When Donald Trump announced his bid for president, "Jared got to work on his own agenda: He wanted to dig himself out of the debt he'd acquired buying the massive office tower at 666 Fifth Avenue and figured a higher profile with government ties might do the trick," wrote journalist Vanessa Grigoriadis in a piece published by New York Magazine on Monday.
"With the Qatari government, it eventually did, and he also wanted to strengthen America's ties to Israel," wrote Grigoriadis, who had 60 interviews with Ivanka Trump's friends and colleagues and narrates the podcast "Tabloid: The Making of Ivanka Trump" which debuted Monday.
After Donald Trump won the 2016 presidential election, Ivanka Trump told her friends she wanted to remain in New York but Kushner "argued for D.C., saying they needed to protect her father, and, by the way, now anything — everything! — was theirs for the taking," according to Grigoriadis.
The couple quickly moved to the upscale Kalorama neighborhood of Washington, D.C., and have stayed in the West Wing while other top administration officials have come and gone.
Kushner's lawyer and the White House did not immediately respond to requests for comment from Newsweek on Monday.
The evolution of Ivanka Trump, the West Wing’s other narcissist, by @vanessagrigor https://t.co/pSEhuCYPfl
— New York Magazine (@NYMag) August 5, 2019
Unlike Kushner, Ivanka Trump at the time was not sure what she wanted or what she would get from her father becoming president, and had been hoping to turn out profit from her namesake fashion brand.
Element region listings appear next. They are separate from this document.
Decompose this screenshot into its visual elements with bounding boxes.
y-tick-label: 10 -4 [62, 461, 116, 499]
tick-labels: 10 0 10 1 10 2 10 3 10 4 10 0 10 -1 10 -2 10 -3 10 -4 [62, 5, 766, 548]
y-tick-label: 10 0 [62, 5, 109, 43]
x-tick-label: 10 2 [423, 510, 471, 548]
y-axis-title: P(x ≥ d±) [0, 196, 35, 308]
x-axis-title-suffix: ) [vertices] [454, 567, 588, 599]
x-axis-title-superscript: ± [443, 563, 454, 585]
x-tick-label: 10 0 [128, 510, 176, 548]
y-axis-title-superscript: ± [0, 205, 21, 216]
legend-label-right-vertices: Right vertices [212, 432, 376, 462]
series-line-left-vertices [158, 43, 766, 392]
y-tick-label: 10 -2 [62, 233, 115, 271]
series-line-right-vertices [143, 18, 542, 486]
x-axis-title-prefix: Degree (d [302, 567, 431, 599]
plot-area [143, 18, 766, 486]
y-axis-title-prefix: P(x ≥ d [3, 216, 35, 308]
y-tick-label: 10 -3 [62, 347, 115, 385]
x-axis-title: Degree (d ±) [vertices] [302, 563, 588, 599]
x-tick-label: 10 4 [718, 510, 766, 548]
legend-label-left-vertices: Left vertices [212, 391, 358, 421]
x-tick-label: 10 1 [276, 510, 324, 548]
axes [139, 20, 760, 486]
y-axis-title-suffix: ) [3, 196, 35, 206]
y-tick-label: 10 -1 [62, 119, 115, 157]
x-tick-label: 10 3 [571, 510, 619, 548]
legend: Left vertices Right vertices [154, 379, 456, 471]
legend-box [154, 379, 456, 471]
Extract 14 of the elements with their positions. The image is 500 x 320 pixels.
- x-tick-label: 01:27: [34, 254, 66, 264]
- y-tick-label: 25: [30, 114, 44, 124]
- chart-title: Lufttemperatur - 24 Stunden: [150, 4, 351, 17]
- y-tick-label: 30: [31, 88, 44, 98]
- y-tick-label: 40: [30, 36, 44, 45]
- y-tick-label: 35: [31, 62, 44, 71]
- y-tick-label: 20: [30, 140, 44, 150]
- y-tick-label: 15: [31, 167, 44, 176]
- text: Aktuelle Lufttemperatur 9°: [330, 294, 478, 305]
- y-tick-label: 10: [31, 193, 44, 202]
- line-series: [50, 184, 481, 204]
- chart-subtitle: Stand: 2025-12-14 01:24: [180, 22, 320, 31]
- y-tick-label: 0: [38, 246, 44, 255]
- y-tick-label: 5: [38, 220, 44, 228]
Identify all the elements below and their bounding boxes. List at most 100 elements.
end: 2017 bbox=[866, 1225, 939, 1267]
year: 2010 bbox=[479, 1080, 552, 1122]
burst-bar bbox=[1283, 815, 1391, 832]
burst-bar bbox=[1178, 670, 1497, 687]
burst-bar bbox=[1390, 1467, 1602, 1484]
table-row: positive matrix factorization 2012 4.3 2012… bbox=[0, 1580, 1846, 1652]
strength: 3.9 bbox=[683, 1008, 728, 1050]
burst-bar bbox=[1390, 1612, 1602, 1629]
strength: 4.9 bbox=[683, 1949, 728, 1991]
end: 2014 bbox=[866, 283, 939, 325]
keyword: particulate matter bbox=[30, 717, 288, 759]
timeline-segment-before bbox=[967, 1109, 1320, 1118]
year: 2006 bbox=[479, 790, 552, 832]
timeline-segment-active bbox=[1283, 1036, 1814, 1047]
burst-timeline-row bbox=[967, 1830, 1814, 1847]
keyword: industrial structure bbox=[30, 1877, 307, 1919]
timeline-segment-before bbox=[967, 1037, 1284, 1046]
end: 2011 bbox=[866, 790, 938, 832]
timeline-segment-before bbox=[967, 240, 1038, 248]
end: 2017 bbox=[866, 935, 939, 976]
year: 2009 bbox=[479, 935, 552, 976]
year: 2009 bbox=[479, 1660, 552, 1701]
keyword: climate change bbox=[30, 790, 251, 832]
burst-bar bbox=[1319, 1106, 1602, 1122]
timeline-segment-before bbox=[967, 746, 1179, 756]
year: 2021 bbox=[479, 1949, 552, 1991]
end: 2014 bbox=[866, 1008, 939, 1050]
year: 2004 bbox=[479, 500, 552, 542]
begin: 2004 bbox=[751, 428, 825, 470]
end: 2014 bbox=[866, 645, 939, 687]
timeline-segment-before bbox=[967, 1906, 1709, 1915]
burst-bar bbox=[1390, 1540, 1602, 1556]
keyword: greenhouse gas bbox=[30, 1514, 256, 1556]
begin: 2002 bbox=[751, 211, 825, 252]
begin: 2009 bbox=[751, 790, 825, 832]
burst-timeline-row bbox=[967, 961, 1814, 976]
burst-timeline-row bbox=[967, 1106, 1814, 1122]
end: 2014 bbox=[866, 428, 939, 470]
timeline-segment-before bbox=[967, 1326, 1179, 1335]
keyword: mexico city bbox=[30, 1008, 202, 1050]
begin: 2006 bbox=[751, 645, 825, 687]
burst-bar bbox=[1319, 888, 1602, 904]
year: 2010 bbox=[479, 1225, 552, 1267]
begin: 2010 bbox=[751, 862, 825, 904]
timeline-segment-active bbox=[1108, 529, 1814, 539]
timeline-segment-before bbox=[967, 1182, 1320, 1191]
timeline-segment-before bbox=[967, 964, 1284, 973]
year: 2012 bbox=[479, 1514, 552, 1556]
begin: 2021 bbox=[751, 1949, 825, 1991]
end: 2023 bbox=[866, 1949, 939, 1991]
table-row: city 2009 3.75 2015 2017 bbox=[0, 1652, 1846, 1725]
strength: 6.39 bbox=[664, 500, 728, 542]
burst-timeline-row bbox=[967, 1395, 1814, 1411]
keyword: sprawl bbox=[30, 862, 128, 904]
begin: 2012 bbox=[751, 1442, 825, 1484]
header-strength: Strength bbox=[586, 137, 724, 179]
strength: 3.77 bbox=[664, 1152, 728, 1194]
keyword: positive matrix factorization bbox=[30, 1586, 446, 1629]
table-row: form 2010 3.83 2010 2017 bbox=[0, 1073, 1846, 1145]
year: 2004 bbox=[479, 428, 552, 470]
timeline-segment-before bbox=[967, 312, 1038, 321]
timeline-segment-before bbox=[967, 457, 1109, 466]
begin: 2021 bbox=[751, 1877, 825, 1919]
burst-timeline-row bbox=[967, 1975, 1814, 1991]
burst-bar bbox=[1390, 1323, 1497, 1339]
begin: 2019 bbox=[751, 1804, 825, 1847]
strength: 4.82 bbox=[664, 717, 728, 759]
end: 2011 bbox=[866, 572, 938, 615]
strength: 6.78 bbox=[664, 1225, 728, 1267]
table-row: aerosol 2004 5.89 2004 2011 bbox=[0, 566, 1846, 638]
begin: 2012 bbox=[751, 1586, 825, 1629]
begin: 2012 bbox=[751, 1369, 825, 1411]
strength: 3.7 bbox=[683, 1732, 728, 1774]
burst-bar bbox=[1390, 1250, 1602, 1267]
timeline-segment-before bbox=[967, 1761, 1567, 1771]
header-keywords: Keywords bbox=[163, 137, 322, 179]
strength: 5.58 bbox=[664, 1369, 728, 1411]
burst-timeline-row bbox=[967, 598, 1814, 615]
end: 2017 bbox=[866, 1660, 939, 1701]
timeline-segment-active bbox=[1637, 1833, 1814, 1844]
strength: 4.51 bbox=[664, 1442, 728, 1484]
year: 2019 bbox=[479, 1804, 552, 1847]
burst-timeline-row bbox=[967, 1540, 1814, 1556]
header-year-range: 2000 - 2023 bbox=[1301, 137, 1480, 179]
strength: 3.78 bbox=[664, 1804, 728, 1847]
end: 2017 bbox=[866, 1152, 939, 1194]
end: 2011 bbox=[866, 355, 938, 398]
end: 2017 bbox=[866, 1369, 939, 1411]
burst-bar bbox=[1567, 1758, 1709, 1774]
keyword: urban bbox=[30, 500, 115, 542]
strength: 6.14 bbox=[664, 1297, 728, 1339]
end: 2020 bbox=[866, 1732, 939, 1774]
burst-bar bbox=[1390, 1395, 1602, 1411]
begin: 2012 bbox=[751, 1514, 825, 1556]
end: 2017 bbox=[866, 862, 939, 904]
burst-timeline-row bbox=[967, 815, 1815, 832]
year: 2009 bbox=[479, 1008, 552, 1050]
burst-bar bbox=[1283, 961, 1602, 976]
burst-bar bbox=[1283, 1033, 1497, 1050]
At one point before her father won the election, according to Grigoriadis, a pregnant Ivanka Trump told her consultant Elizabeth McLaughlin, "I'm exhausted. If I had my way, I would throw my television out the window, cancel my newspaper subscription, and turn off my phone, but they won't let me."
Kushner, a real estate businessman from New Jersey who sought success in New York including with the purchase of 666 Fifth Avenue in midtown Manhattan, would "do whatever it took to raise his profile," Grigoriadis wrote. Kushner bought the 41-story office tower hoping it would become the centerpiece of Kushner Companies, his real estate business, but the building accumulated more than $1 billion in debt and the company struck a deal to offload it.

Grigoriadis also claims that a New York Post reporter would meet Kushner for lunch or coffee monthly for a couple years and that "he came off so deer-in-headlights" and wanted the reporter to tell him how power players and the media operate. Kushner and Ivanka Trump wanted to see themselves in the tabloid all the time but once they married, the reporter said Kushner didn't want stories about them attending parties and wanted them to be perceived as very serious people.